II. Les deux « non »  de la Grosse sont acceptés.

 
 


La rousse : Dans un premier temps, il me semble qu’il est préférable de simplifier la question et de transformer « d’un seul ou d’une

minorité » en « d’une minorité », « un » n’étant qu’un cas particulier de minorité. — La sale : Qu’as-tu, aujourd’hui, la Rousse ? D’habitude tu as le don de tout compliquer pour nous mettre en difficulté et maintenant tu veux simplifier une question qui, pourtant, est déjà très simple.
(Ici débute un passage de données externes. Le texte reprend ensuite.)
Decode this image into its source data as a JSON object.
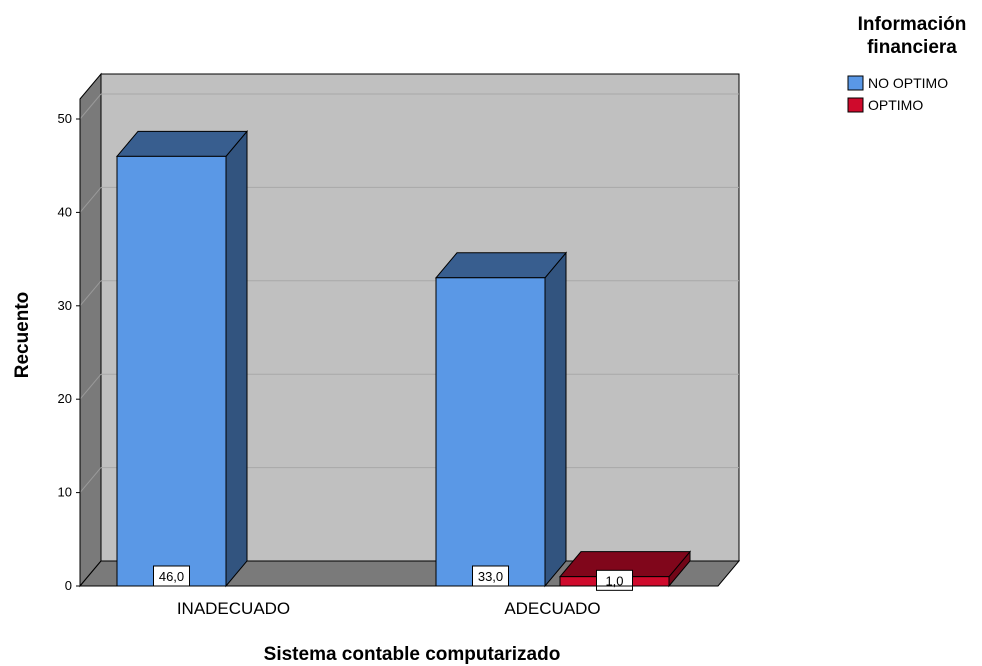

Que mijotes-tu ? Veux-tu nous ramener à ta question initiale par des sentiers tordus ? — La belle : Je suis d’accord avec la Sale et puis je crois que si on veut simplifier la question il est préférable de le faire dans l’autre sens : enlever « minorité » et laisser « un membre ». Minorité, ça sent un peu trop la rectitude politique et en ce moment…

 

Comme dans toutes les situations conflictuelles, on regarda vers la Zara, la cheffesse qui, dans les discussions, doit toujours rester super partes et qui a le droit d’intervenir seulement si on lui fait une demande formelle[1]. Son intervention a valeur légale, c’est le moyen que les vaches ont trouvé pour que les meilleures manipulatrices de la langue n’aient pas toujours raison. En signe d’accord, la Zara donna un coup de langue du bas vers le haut sur l’encolure de la Belle.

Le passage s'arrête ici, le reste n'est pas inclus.